Ministro de Salud es acorralado en una zapatería | Impacto!

Ministro de Salud es acorralado en una zapatería

Ministro de Salud es acorralado en una zapatería

Estudiantes le gritan y lanzan objetos, PNC lo resguardó hasta pasados 30 minutos que decidió salir ya con menos personas.

Momentos de tensión y de temor por su integridad física, vivió el Ministro de Salud, Carlos Soto, quien fue acorralado por estudiantes de la Universidad de San Carlos -USAC- que se apostaron en los alrededores del Congreso de la República para protestar contra las reformas a la Ley en Materia de Antejuicio.

 

En el interior de la Casa Larrazábal, del Congreso de la República se buscaba una solución al tema de la dignificación salarial de los profesionales de la salud; a las afueras los estudiantes universitarios lanzaban consignas de rechazo hacia los diputados y el pacto de corruptos.

VIDEO: Ministro de Salud, Carlos Soto, escapa despavorido de grupo de manifestantes

Luego de una hora de reunión, los médicos salieron sin problema por la puerta ubicada en la 8a. avenida de la zona 1, pero cuando el Ministro de Salud, Carlos Soto, se asomó, los manifestantes se abalanzaron sobre él para impedir su paso.

 

El funcionario tuvo que caminar entre una valla de agentes de la Policía Nacional Civil que intentó resguardarlo, pero no pudieron evitar que los estudiantes, algunos con capuchas y otros cubriéndose el rostro con pañuelos, le gritaran insultos subidos de tono y le lanzarán botellas plásticas y agua.

 

Conforme el ministro avanzaba, los ánimos se caldeaban, y Soto no tuvo opción que refugiarse en uno de los negocios cercanos: una cafetería. Los elementos de la PNC impidieron el paso de los manifestantes, pero en el interior, personas descontentas con la gestión de funcionario y vociferando consignas en contra de la corrupción, también le gritaron: “! Fuera corrupto!”.

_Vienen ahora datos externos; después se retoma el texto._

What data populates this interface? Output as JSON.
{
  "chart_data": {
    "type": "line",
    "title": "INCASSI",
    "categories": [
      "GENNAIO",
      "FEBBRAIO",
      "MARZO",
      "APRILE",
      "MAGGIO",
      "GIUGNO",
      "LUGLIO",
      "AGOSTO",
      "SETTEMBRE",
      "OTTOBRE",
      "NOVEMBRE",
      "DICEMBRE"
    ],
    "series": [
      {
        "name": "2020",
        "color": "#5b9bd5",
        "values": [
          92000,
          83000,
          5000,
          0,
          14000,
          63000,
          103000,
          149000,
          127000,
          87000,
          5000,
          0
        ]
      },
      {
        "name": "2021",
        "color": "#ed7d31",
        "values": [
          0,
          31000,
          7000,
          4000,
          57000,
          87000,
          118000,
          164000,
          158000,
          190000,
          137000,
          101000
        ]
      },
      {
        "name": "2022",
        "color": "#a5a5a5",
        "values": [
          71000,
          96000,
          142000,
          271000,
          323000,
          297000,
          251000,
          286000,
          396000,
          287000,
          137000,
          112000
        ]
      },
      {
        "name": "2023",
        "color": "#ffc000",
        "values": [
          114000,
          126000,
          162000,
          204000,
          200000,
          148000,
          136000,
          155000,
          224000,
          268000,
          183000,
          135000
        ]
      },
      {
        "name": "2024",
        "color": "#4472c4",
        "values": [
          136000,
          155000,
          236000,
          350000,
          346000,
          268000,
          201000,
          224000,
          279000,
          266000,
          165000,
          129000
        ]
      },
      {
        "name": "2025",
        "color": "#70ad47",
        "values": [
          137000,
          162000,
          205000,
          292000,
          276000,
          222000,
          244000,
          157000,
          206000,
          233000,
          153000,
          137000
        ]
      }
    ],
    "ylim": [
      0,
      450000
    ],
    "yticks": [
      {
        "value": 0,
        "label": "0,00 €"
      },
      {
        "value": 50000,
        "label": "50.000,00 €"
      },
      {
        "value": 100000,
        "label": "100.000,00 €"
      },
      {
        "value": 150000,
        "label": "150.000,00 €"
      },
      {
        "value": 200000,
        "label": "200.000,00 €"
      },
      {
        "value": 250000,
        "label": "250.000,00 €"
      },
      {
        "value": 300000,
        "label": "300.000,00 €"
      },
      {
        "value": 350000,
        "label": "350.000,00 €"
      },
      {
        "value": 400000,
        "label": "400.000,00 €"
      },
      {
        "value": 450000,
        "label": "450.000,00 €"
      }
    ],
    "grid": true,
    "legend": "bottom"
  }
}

Ministro se resguarda en una zapatería de los alrededores del Congreso de la República. Foto Prensa Libre.

La seguridad del ministro intentó sacarlo por una puerta que da a la 9a. avenida, pero los estudiantes se percataron del intento y nuevamente lo acorralaron. Soto se escondió en otro negocio. Esta vez en una zapatería.

 

El ministro se atrincheró en el lugar. Una puerta de vidrio evitó que las estudiantes ingresaran, aun así, se les escuchó gritar: “Renuncie”, “corrupto”.  Desde afuera se podía observar al funcionario sentado en uno de los sillones donde los clientes suelen probarse los zapatos.

 

“Están bravos”, dijo sobre los manifestantes. “No hay que ser agresivos con la gente”, señaló. Nervioso, pálido y con el rostro desencajado, el funcionario esperó poco más de 30 minutos hasta que un grupo de agentes de la PNC se animó a sacarlo del lugar. Hicieron valla hasta la puerta del vehículo gris que lo sacaría de allí.

 

Al ver movimiento en la entrada de la zapatería, los manifestantes, que en ningún momento dejaron de exigir y reclamar por la precariedad del servicio de Salud Pública, volvieron a frenar el paso de Soto, que entre empujones logró subirse al auto.

 

Botellas de agua y piedras impactaron en el automóvil que intentaba huir. El saldo fue un vidrio y las luces delanteras del vehículo rotas.